The Bangladesh Embassy in Nepal acknowledged that such incidents were on the rise. "Several such cases have been brought to our attention," said Emdadul Haque, First Secretary, Consular section. "We get involved and try to help the victims. We have also written to the authorities in Dhaka to take action."
Khan was joined by 11 other Bangladeshis recruited by the same group. They were housed in squalid conditions in Bagbajar. Tensions often ran high. After a fist-fight broke out between recruiters and migrant workers on 26 May, the police, acting on an anonymous tip, arrested 12 Bangladeshis.

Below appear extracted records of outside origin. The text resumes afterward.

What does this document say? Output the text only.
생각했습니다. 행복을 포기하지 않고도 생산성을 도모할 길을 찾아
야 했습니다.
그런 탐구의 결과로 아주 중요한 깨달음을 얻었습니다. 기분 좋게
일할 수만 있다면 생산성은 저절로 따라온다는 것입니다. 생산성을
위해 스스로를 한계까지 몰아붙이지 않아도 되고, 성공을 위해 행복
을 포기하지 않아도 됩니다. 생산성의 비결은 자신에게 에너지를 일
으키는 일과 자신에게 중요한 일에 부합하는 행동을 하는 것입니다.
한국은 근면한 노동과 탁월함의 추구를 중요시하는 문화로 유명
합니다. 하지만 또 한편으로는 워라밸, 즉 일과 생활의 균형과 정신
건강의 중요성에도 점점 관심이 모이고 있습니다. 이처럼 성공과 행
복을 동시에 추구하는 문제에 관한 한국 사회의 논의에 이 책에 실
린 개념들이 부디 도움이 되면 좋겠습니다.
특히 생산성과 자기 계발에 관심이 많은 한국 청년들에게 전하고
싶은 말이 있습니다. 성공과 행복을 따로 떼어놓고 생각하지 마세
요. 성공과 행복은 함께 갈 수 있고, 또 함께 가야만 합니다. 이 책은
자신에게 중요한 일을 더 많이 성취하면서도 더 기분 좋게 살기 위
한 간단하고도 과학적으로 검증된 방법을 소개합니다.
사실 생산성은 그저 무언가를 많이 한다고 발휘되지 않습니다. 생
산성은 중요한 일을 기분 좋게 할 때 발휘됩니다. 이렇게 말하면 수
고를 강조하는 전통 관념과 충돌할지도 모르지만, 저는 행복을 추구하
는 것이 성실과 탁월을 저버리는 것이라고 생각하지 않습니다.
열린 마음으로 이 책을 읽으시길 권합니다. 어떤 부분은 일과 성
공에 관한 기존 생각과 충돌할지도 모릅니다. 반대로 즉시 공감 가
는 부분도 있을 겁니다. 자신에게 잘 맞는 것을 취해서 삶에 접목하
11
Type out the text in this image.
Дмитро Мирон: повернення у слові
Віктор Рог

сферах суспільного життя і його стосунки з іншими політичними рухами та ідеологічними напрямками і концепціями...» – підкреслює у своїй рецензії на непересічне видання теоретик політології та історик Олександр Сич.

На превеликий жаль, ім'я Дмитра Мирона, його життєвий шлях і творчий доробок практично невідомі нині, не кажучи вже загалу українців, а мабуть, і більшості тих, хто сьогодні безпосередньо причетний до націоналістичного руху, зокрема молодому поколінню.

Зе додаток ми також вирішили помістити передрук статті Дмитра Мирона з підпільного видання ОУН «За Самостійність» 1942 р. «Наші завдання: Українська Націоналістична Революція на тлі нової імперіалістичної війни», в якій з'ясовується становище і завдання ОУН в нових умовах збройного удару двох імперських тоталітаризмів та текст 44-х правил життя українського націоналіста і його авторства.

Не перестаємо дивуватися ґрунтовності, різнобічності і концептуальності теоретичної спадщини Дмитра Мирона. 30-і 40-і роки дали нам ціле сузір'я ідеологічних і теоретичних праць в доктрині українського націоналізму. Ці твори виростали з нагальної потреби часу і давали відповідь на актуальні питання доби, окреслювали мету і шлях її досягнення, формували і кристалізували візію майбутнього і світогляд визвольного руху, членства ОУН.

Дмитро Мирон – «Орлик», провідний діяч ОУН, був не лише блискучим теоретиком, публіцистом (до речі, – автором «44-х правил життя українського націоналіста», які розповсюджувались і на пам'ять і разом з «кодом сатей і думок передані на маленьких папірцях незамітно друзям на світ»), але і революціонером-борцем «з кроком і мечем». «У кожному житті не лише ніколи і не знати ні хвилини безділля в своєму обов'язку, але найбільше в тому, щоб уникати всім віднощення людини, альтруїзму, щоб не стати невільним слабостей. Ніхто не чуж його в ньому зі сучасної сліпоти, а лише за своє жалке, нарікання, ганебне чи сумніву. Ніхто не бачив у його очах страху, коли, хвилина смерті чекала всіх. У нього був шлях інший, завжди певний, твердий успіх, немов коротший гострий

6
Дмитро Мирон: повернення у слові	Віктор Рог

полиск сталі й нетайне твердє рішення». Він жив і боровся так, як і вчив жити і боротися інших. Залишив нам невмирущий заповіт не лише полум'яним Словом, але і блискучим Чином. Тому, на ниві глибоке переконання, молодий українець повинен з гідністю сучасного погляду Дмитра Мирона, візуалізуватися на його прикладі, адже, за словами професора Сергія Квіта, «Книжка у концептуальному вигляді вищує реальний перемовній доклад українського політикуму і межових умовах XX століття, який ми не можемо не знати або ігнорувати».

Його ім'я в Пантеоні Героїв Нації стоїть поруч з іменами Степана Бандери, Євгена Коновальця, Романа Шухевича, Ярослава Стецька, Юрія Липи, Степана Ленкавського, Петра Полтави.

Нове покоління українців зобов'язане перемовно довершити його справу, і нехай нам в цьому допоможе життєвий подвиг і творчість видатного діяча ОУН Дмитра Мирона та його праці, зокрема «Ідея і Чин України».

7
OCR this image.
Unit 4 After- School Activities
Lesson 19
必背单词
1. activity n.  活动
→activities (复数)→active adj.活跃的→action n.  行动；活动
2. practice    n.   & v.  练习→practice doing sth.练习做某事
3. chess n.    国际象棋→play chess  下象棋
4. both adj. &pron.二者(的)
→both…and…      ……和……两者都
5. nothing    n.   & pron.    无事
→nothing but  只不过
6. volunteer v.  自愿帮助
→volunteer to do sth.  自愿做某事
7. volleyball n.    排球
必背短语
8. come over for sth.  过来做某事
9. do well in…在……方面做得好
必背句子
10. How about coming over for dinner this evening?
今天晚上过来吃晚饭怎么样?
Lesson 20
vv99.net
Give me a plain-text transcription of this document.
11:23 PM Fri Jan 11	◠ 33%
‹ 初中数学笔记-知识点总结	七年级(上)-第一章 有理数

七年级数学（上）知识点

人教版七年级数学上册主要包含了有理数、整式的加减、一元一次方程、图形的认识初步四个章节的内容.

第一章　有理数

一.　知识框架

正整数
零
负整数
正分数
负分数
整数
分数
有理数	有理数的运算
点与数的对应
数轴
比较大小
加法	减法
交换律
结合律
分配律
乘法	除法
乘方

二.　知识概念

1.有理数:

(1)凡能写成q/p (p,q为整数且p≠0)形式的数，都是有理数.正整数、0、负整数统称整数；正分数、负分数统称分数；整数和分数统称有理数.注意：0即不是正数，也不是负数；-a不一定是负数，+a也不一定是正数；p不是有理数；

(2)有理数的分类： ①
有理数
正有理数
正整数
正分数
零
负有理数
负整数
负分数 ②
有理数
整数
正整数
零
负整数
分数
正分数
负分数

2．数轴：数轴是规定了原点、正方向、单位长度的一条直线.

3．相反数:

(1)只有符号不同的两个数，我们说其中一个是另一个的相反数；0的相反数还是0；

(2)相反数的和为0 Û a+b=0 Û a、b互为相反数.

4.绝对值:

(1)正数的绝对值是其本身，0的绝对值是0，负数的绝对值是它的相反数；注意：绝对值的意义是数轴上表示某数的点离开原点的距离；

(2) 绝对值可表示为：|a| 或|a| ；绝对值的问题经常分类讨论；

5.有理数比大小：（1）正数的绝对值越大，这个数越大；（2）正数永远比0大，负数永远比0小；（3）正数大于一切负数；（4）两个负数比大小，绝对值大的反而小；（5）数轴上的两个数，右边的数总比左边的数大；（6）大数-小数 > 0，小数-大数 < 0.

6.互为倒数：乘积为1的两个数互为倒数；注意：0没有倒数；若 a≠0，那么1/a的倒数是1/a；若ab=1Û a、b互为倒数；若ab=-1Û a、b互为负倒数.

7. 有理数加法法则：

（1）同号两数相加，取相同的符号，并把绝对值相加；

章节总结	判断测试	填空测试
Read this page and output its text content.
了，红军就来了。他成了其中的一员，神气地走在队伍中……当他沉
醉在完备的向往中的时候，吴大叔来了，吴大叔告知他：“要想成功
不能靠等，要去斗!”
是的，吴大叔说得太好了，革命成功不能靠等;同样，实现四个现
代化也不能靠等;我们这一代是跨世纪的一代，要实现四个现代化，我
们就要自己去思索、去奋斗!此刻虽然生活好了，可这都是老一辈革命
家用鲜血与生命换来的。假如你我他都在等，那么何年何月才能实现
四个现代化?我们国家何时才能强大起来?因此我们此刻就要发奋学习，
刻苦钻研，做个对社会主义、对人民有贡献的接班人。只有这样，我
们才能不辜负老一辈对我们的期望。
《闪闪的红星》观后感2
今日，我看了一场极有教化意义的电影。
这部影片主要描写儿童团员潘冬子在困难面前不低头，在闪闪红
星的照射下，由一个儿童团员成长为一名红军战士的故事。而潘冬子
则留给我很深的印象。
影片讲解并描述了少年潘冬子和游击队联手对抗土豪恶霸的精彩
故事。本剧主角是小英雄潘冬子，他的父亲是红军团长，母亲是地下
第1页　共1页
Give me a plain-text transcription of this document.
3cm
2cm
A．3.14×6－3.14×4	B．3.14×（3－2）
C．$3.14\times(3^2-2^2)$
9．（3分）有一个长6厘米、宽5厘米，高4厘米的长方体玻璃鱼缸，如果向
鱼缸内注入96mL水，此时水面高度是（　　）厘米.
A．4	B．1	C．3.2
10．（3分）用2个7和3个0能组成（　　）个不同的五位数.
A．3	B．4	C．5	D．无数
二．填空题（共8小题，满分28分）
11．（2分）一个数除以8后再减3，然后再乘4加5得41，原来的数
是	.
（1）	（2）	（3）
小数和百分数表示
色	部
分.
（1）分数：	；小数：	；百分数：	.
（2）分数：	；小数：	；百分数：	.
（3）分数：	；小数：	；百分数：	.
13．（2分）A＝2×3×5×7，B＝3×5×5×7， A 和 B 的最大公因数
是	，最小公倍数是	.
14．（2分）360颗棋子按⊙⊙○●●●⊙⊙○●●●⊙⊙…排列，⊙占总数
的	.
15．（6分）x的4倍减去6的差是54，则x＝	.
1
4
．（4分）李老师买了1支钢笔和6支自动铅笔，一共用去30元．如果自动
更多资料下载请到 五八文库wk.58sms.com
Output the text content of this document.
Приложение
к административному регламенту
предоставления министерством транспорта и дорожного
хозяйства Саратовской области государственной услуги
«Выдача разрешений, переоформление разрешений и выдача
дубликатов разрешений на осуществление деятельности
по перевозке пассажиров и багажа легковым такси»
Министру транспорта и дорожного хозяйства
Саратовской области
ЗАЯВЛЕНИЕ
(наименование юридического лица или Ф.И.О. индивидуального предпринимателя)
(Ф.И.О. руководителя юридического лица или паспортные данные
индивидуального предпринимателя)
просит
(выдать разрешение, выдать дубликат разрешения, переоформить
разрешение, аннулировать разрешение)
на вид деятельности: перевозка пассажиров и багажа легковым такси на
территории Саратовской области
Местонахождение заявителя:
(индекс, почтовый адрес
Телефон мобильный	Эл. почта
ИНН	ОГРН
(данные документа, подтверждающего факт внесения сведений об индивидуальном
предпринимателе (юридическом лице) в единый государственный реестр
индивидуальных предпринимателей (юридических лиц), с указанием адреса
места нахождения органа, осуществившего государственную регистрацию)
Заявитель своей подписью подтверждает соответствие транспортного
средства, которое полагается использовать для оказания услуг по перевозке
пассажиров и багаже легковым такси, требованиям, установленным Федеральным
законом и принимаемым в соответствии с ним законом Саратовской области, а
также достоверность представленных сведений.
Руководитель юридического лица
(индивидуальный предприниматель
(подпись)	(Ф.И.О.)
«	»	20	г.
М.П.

Khan said he had been recruited by an agent named Saifuddin, who was also picked up in the raid. Although Nepali police officers seem to believe they have captured the kingpin of the racketeers, The Daily Star's investigation indicates that he is only a cog in an elaborate network of agents and sub-agents.
The Nepali authorities are eager for success in the fight against immigration scams, following earlier allegations of high-level involvement in passport fraud. Bachchu Ram KC, a foreign ministry official, was arrested in January for providing Nepali passports to foreigners. Shortly afterwards, Nepal's foreign minister Sujata Koirala sacked her principal personal secretary Bharat Sapkota for alleged involvement in the same scandal.
But preventive measures can only go so far. "Ultimately, the government and the private sector must work together to expand legal avenues for the outflow of manpower," said Dr Mokaddem Hossain, professor of sociology at Dhaka University. "When legal routes dry up, people tend to try unorthodox methods."
Meanwhile, Kamal Khan has been deported from Nepal, and arrived in Dhaka after an arduous overland trip through India. For him, the migrant dream has already turned into a nightmare.
"I didn't eat for two days," he said. "I even had to sell my watch to pay for transportation. Now I dread facing my family in Bhola. My father sold a piece of land to send me abroad. What am I going to say to him?"